Computer Associates International Inc, which was forced to cancel a US$1 billion debt sale, tapped a bank credit line as its short-term financing costs soared.
The company -- based in Islandia, New York -- whose shares have plunged 45 percent this month, has borrowed US$1.4 billion of US$3 billion in credit lines arranged by Credit Suisse First Boston, said Ira Zar, Computer Associates' chief financial officer.
The money was used to pay back other debt, Zar said.
Computer Associates is the third company in the Standard & Poor's 500 Index to turn to bank financing as investor concerns that businesses' accounting practices have overstated profits.
Tyco International Ltd and Qwest Communications International Inc stopped selling commercial paper as investors demanded higher yields and shorter terms.
"Liquidity and access to the capital markets is absolutely vital at the moment," said Robert Truesdell, who doesn't own Computer Associates' debt in the US$4 billion in fixed-income investments he oversees at M&T Capital Advisors Group in Buffalo.
The FBI and the Securities and Exchange Commission are investigating how Computer Associates recorded sales of software and maintenance fees, Newsday and the New York Times reported.
The software maker's shares fell US$2.01, or 9.6 percent, to US$18.90, after falling 17 percent Wednesday.
Its 6.375 percent coupon note, due in 2005, is trading at US$0.86 on the dollar, down from US$0.93 on Monday, traders said. The yield has risen to 11.84 percent from 9 percent.
The fifth-biggest software maker canceled its bond sale after Moody's Investors Service said it was considering lowering the company's credit rating.

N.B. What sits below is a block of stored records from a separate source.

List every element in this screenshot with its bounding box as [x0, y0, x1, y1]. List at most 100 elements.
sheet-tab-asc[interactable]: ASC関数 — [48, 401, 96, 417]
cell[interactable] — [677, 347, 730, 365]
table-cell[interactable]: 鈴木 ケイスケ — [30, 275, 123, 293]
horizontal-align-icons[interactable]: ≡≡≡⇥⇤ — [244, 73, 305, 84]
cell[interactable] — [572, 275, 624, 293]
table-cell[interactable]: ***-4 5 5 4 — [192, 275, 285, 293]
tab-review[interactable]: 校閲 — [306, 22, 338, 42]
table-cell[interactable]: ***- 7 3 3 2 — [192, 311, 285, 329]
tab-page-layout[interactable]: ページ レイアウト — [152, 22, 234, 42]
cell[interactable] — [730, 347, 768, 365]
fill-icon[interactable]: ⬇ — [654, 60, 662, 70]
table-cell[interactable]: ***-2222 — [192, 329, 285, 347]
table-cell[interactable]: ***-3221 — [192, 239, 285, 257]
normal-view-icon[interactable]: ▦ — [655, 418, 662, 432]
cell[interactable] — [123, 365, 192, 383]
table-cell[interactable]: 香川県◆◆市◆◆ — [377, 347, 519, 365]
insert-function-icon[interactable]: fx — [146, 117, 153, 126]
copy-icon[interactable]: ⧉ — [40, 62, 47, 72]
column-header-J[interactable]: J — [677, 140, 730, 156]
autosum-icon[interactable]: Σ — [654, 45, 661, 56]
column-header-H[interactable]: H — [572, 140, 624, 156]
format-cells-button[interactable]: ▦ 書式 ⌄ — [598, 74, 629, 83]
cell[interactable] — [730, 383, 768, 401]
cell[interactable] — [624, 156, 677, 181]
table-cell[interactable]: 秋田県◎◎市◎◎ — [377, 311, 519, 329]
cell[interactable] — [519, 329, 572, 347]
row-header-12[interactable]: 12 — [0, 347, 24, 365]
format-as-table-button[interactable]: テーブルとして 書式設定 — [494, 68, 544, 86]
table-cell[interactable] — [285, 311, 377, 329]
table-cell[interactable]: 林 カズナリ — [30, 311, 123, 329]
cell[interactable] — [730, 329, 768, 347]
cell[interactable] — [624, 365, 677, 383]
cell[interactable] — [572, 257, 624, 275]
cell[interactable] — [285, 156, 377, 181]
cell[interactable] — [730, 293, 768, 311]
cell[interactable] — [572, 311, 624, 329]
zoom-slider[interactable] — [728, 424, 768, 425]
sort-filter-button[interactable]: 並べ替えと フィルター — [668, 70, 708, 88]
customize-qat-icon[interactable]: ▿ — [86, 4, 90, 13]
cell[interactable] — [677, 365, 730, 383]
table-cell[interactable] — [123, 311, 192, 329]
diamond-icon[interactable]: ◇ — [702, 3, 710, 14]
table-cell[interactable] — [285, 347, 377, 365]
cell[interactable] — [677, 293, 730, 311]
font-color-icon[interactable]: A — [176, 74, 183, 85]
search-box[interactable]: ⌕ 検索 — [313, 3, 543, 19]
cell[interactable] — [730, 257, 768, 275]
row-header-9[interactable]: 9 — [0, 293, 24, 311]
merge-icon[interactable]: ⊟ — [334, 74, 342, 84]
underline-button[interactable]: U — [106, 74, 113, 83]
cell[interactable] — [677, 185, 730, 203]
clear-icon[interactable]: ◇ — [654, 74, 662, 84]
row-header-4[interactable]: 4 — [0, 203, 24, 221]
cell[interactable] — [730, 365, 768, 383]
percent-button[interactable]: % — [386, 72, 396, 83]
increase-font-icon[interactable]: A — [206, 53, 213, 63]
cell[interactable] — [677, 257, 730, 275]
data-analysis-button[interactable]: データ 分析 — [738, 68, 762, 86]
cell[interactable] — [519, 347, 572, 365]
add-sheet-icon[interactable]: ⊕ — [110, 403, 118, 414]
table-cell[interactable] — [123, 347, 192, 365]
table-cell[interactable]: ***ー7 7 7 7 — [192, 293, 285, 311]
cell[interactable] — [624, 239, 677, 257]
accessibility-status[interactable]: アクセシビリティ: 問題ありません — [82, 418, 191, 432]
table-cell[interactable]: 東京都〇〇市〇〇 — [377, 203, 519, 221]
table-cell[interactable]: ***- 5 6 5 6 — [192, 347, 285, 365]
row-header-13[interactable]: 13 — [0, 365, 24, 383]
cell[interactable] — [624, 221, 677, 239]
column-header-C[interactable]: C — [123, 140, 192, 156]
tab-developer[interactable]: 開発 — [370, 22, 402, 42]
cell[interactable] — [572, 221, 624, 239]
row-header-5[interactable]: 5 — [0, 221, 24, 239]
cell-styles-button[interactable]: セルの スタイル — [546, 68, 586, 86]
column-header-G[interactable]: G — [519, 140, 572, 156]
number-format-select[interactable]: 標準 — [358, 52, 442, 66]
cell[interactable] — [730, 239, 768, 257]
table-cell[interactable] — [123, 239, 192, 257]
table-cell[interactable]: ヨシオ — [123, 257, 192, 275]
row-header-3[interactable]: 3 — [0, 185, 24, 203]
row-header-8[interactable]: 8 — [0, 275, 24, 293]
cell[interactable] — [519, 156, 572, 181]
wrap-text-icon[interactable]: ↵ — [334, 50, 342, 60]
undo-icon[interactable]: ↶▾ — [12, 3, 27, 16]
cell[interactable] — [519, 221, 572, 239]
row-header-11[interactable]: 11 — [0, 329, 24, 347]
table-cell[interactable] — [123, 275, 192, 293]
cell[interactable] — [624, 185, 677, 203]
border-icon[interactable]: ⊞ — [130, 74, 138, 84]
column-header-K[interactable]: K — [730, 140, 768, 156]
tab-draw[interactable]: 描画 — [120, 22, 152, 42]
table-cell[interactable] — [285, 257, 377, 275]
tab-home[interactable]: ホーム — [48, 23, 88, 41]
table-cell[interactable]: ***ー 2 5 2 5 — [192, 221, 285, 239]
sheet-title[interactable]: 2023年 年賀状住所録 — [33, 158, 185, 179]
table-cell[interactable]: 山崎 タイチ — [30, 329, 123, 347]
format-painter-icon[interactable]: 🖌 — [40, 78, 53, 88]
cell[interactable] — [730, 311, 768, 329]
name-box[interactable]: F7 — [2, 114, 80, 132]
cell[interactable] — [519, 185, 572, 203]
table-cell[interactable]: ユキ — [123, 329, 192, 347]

Moody's review crimped the company's short-term financing because fewer investors can buy commercial paper from a company that may be downgraded soon.
Computer Associates pays about 95 basis points above benchmark lending rates to borrow on its credit lines, Zar said.
That is about 2.9 percent for one- or two-month loans, compared to the 3 percent yield it offered investors on two-week commercial paper Thursday. That rate was almost 75 basis points above comparably rated companies.
A basis point equals 0.01 percentage point.
Last week, the software company offered to pay investors 5 basis points more in yield than Qwest's financing arm for one-month commercial paper, which unsecured debt often used to finance day-to-day operations.
The company hasn't "drawn on its credit lines to pay down its commercial paper obligations," Computer Associates said in a statement. Its "financial position is strong," the company said.
Zar said the company had drawn US$800 million of its US$2 billion credit line, leaving US$1.2 billion available and US$600 million of its US$1 billion credit line, leaving US$400 million available.
Borrowers with the same ratings as Computer Associates are expected to have back-up credit lines for each US$1 of commercial paper outstanding.
The company had planned to use the US$1 billion bond sale to pay down debt on the US$2 billion line. Instead, it paid down US$600 million with the funds available from the US$1 billion line, Zar said. He said the company now has between US$450 million and US$500 million in cash.
Zar, who was paid US$1.3 million last year in salary and bonus, said the company incurred "no new debt."